![]() |
Dokumentasi pribadi penulis saat melakukan liputan di aksi Gejayan Memanggil pertama pada 23 September 2019 di Yogyakarta. |
Saat berada di awal semester kelas konsentrasi jurnalistik, dosen pengampu bertanya pada 25 mahasiswa di kelasnya, termasuk saya. "Mengapa kalian memilih konsentrasi ini?" begitu sekiranya pertanyaan yang turut membuka sesi diskusi di kelas.
Satu per satu mahasiswa membalas dengan jawaban yang juga beragam. Seperkian detik mendengar pertanyaan, saya tahu jelas apa yang harus dikatakan. Ini momen langka, sebab bisa dihitung jari bertemu kesempatan untuk menyampaikan alasan dari pilihan besar yang saya ambil.
"Saya suka dengan aktivitas liputan," jawab saya tanpa keraguan. Jawaban ini murni dari hati. Seakan, sedang mengeluarkan sebuah perapian lengkap dengan kobaran api yang menjadi penyebab dada berasap.
Turun ke lapangan, menghadapi ketidakpastian, menunggu pertemuan dengan narasumber bahkan doorstop, mengajukan pertanyaan tanpa dihakimi "jangan banyak tanya!", berpikir keras saat angle yang dirancang tidak memenuhi standar kecukupan informasi di lapangan, dan banyak momen lain yang sering buat paru-paru kembang kempis lalu mengembang lagi! Saya suka proses itu.
Hari ini saya belajar frasa baru pada tulisan Pak Ignatius Haryanto di Kompas.id. Beliau merupakan dosen jurnalistik di Universitas Multimedia Nusantara. Frasa "jurnalisme sol sepatu" disematkannya pada tulisan opini yang menyampaikan sebuah proyek jurnalisme berbasis indepth reporting bernama Multatuli. Saya tertarik dengan ungkapan tersebut. Sol sepatu? Apa maksudnya?

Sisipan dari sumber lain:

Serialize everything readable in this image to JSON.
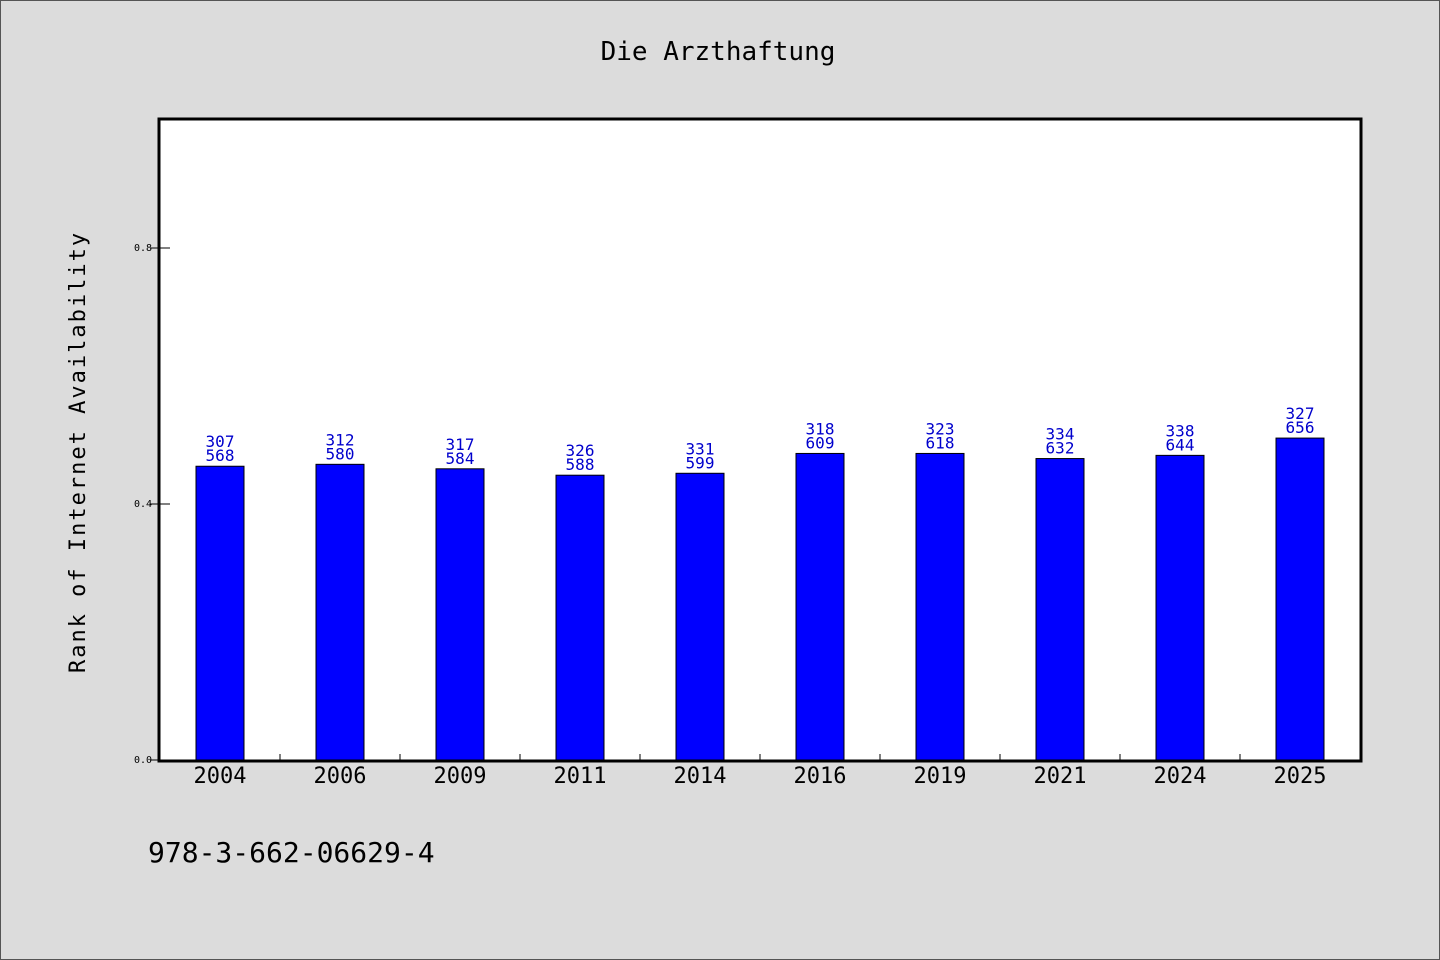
{
  "chart_data": {
    "type": "bar",
    "title": "Die Arzthaftung",
    "ylabel": "Rank of Internet Availability",
    "xlabel": "",
    "ylim": [
      0,
      1.0
    ],
    "yticks": [
      0.0,
      0.4,
      0.8
    ],
    "ytick_labels": [
      "0.0",
      "0.4",
      "0.8"
    ],
    "grid": false,
    "categories": [
      "2004",
      "2006",
      "2009",
      "2011",
      "2014",
      "2016",
      "2019",
      "2021",
      "2024",
      "2025"
    ],
    "values": [
      0.459,
      0.462,
      0.455,
      0.445,
      0.448,
      0.479,
      0.479,
      0.471,
      0.476,
      0.503
    ],
    "bar_labels": [
      [
        "307",
        "568"
      ],
      [
        "312",
        "580"
      ],
      [
        "317",
        "584"
      ],
      [
        "326",
        "588"
      ],
      [
        "331",
        "599"
      ],
      [
        "318",
        "609"
      ],
      [
        "323",
        "618"
      ],
      [
        "334",
        "632"
      ],
      [
        "338",
        "644"
      ],
      [
        "327",
        "656"
      ]
    ],
    "bar_color": "#0000ff",
    "label_color": "#0000cc"
  },
  "footer": {
    "isbn": "978-3-662-06629-4"
  }
}
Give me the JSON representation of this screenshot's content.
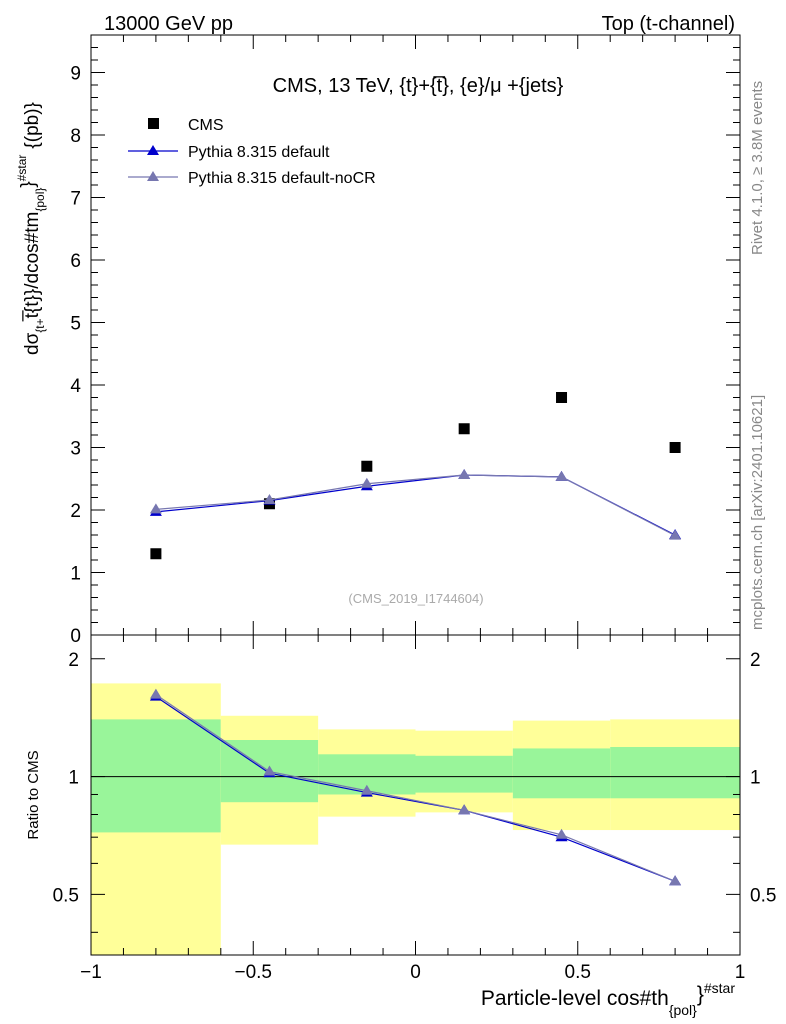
{
  "header": {
    "left": "13000 GeV pp",
    "right": "Top (t-channel)"
  },
  "side_labels": {
    "rivet": "Rivet 4.1.0, ≥ 3.8M events",
    "mcplots": "mcplots.cern.ch [arXiv:2401.10621]"
  },
  "chart_data": [
    {
      "type": "scatter",
      "panel": "main",
      "title": "CMS, 13 TeV, {t}+{t̅}, {e}/μ +{jets}",
      "analysis_id": "(CMS_2019_I1744604)",
      "ylabel_parts": {
        "d": "dσ",
        "sub1": "{t+",
        "t1": "t̅",
        "mid": "{t}}/dcos#tm",
        "sub2": "{pol}",
        "sup": "}",
        "sup2": "#star",
        "unit": "{(pb)}"
      },
      "ylim": [
        0,
        9.6
      ],
      "yticks": [
        0,
        1,
        2,
        3,
        4,
        5,
        6,
        7,
        8,
        9
      ],
      "xlim": [
        -1.0,
        1.0
      ],
      "legend": [
        {
          "label": "CMS",
          "color": "#000000",
          "marker": "square"
        },
        {
          "label": "Pythia 8.315 default",
          "color": "#0000cc",
          "marker": "triangle"
        },
        {
          "label": "Pythia 8.315 default-noCR",
          "color": "#7777b0",
          "marker": "triangle"
        }
      ],
      "series": [
        {
          "name": "CMS",
          "color": "#000000",
          "x": [
            -0.8,
            -0.45,
            -0.15,
            0.15,
            0.45,
            0.8
          ],
          "values": [
            1.3,
            2.1,
            2.7,
            3.3,
            3.8,
            3.0
          ]
        },
        {
          "name": "Pythia 8.315 default",
          "color": "#0000cc",
          "x": [
            -0.8,
            -0.45,
            -0.15,
            0.15,
            0.45,
            0.8
          ],
          "values": [
            1.97,
            2.15,
            2.38,
            2.56,
            2.53,
            1.6
          ]
        },
        {
          "name": "Pythia 8.315 default-noCR",
          "color": "#7777b0",
          "x": [
            -0.8,
            -0.45,
            -0.15,
            0.15,
            0.45,
            0.8
          ],
          "values": [
            2.01,
            2.16,
            2.42,
            2.56,
            2.53,
            1.59
          ]
        }
      ]
    },
    {
      "type": "line",
      "panel": "ratio",
      "ylabel": "Ratio to CMS",
      "xlabel_parts": {
        "main": "Particle-level cos#th",
        "sub": "{pol}",
        "sup": "}",
        "sup2": "#star"
      },
      "ylim": [
        0.35,
        2.3
      ],
      "yticks": [
        0.5,
        1,
        2
      ],
      "ytick_labels": [
        "0.5",
        "1",
        "2"
      ],
      "xlim": [
        -1.0,
        1.0
      ],
      "xticks": [
        -1,
        -0.5,
        0,
        0.5,
        1
      ],
      "xtick_labels": [
        "−1",
        "−0.5",
        "0",
        "0.5",
        "1"
      ],
      "reference_line": 1.0,
      "bands": [
        {
          "x0": -1.0,
          "x1": -0.6,
          "inner": [
            0.72,
            1.4
          ],
          "outer": [
            0.3,
            1.73
          ]
        },
        {
          "x0": -0.6,
          "x1": -0.3,
          "inner": [
            0.86,
            1.24
          ],
          "outer": [
            0.67,
            1.43
          ]
        },
        {
          "x0": -0.3,
          "x1": 0.0,
          "inner": [
            0.9,
            1.14
          ],
          "outer": [
            0.79,
            1.32
          ]
        },
        {
          "x0": 0.0,
          "x1": 0.3,
          "inner": [
            0.91,
            1.13
          ],
          "outer": [
            0.81,
            1.31
          ]
        },
        {
          "x0": 0.3,
          "x1": 0.6,
          "inner": [
            0.88,
            1.18
          ],
          "outer": [
            0.73,
            1.39
          ]
        },
        {
          "x0": 0.6,
          "x1": 1.0,
          "inner": [
            0.88,
            1.19
          ],
          "outer": [
            0.73,
            1.4
          ]
        }
      ],
      "band_colors": {
        "inner": "#99f59a",
        "outer": "#ffff99"
      },
      "series": [
        {
          "name": "Pythia 8.315 default",
          "color": "#0000cc",
          "x": [
            -0.8,
            -0.45,
            -0.15,
            0.15,
            0.45,
            0.8
          ],
          "values": [
            1.6,
            1.02,
            0.91,
            0.82,
            0.7,
            0.54
          ]
        },
        {
          "name": "Pythia 8.315 default-noCR",
          "color": "#7777b0",
          "x": [
            -0.8,
            -0.45,
            -0.15,
            0.15,
            0.45,
            0.8
          ],
          "values": [
            1.62,
            1.03,
            0.92,
            0.82,
            0.71,
            0.54
          ]
        }
      ]
    }
  ]
}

Frasa ini turut digunakan Sindhunata dalam kata pengantar pada buku Kartono Riyadi. Semasa menjadi wartawan Harian Kompas, Sindhunata terkenal dengan tulisan feature-nya yang menarik. Jurnalisme sol sepatu juga digunakan Paus Fransiskus dalam sambutannya di Hari Komunikasi Sosial pada Mei kemarin. Melalui sosok Lolo atau Beato Manuel Lozano Garrido, yang dalam keyakinan Nasrani adalah seorang kudus Allah pelindung para jurnalis, Paus Fransiskus mengutip salah satu pesan Yesus, "Datang dan lihatlah!"
Melalui pesan keduanya, frasa jurnalisme sol sepatu memiliki arti ketika memperoleh informasi dan menjadikannya berita, jurnalis harus turun ke lapangan atau menghabiskan sol sepatunya. Melihat langsung bagaimana sebuah peristiwa terjadi, sekaligus melakukan verifikasi informasi menggunakan inderanya sendiri.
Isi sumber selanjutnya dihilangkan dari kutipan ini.